Choosing a Font
Those with an interest in typography can find a bewildering array of Web pages that are ready to explain all the mysteries of fonts. And before there were Web pages, there were thick tomes that covered this arcane subject in lurid detail. If you have never poked your curious head around the corner and into this avenue of research, you may be taken aback by the passion you see displayed. You might not think matters such as which character shape is chosen could be so hotly debated. The sad truth is that once you delve into the topic, it is easy to find yourself pounding the table while insisting that your choices are the only reasonable onesnot that I speak from experience.
So we will keep it simple here. Those who like to divide things begin by dividing fonts into two groups. A serif font like Times New Roman or Book Antiqua has lines at the ends of letter strokes, usually parallel or at right angles to the base line of text. A sans serif font like Arial or Lucinda Sans does not. Figure 3 shows you an example of each: serif is on the left, sans serif is on the right.
Figure 3 Compare serif and sans serif fonts.
Some people are absolutely convinced that a serif font is easier to read in printed text than a sans serif font because most early-grade reading texts were supposedly printed with serif fonts. I have never observed this reader preference for serif fonts, but perhaps it is because my test groups comprised people who worked in technology, where sans serif fonts are more common. On the other hand, I have seen in my own informal testing a reader preference for fonts that print a bit darker, such as Tahoma.
However, nearly all fonts of both types were created for print. If your work will be presented online, sans serif generally displays better, and you might want to select a font designed for online use. For one very fine discussion of the topic by specialists in the field (with no table pounding at all) see the Microsoft typography site.
For print, one common convention is to select a sans serif font (perhaps Arial, Helvetica, or Trebuchet) for headings while using serif fonts (such as Times New Roman or Book Antiqua) in about 12 point type for body text. If you are new to page design, this is a good place to start.
Keep in mind that the size of fonts can be deceptive. A 9-point Verdana, for example, is still (barely) readable for general printed text, but you must not expect this of other fonts. With fonts you haven't used before, test each one to ensure that your choices are easy to read in the medium in which they will be viewed.

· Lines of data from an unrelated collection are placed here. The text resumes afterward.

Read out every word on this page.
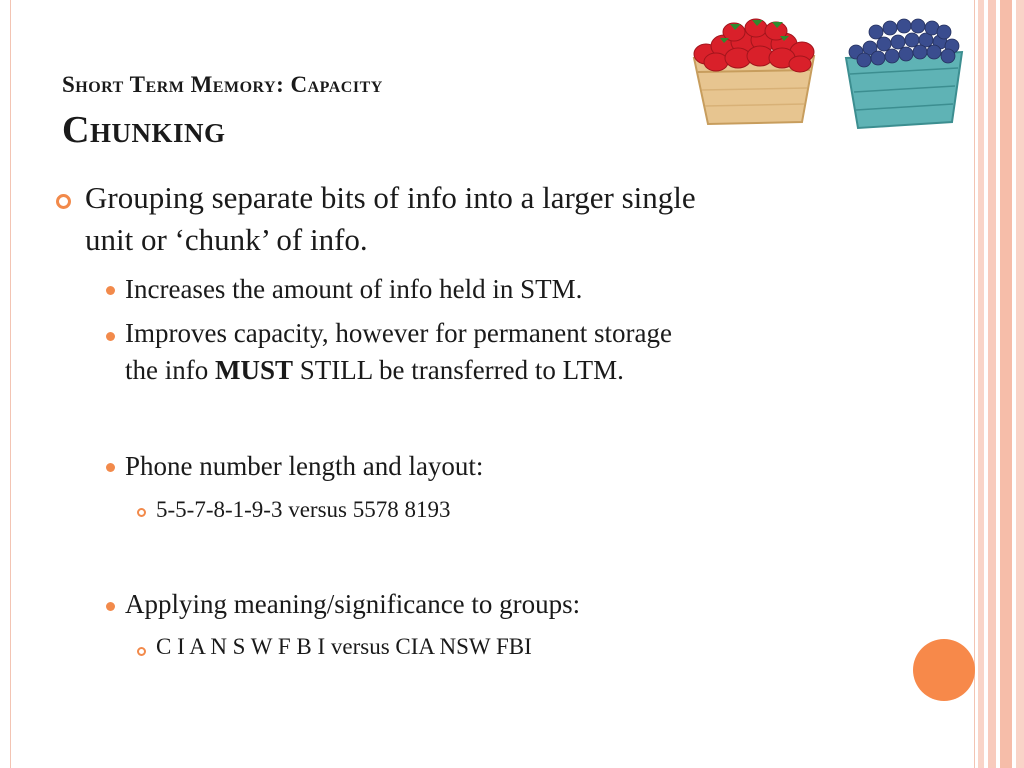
Short Term Memory: Capacity
Chunking
Grouping separate bits of info into a larger single
unit or ‘chunk’ of info.
Increases the amount of info held in STM.
Improves capacity, however for permanent storage
the info MUST STILL be transferred to LTM.
Phone number length and layout:
5-5-7-8-1-9-3 versus 5578 8193
Applying meaning/significance to groups:
C I A N S W F B I versus CIA NSW FBI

One final point on fonts: I support the current design trend toward keeping the number of fonts to a minimum in your template to reduce visual confusion. As a result, I usually choose one font for body text and one for headings. I determine the size of my headings by estimating the number of heading levels I will need and then add one more, just in case. I make this lowest header level bold and about the same size as my body text. Then, for headings higher in the hierarchy, I pop up the point size, adding lines under or over as design requires. I try to limit heading levels to three wherever possible.
Where feasible, I use the heading font for headers and footers. Occasionally, a font will be difficult to read at the smaller sizes, so I select a third font for headers. You probably should not use more than three fonts in your template designas soon as you do, someone will bring you a company logo with yet another font incorporated in it and insist that you add this creation to the header on each page. When you do it, you will notice that your eyes are in font overload (and they cross before you can actually read any text).
Once you have all the issues of font sorted out, you can turn to the matter of spacing. Styles in Word apply to whole paragraphs, so the space I'm talking about here is the kind above and below each paragraph. This area used to be called "leading" because actual layers of lead were used to widen the blank lines between typeset text. In some page-design texts you might still find it called that to distinguish it from spaces between words or characters.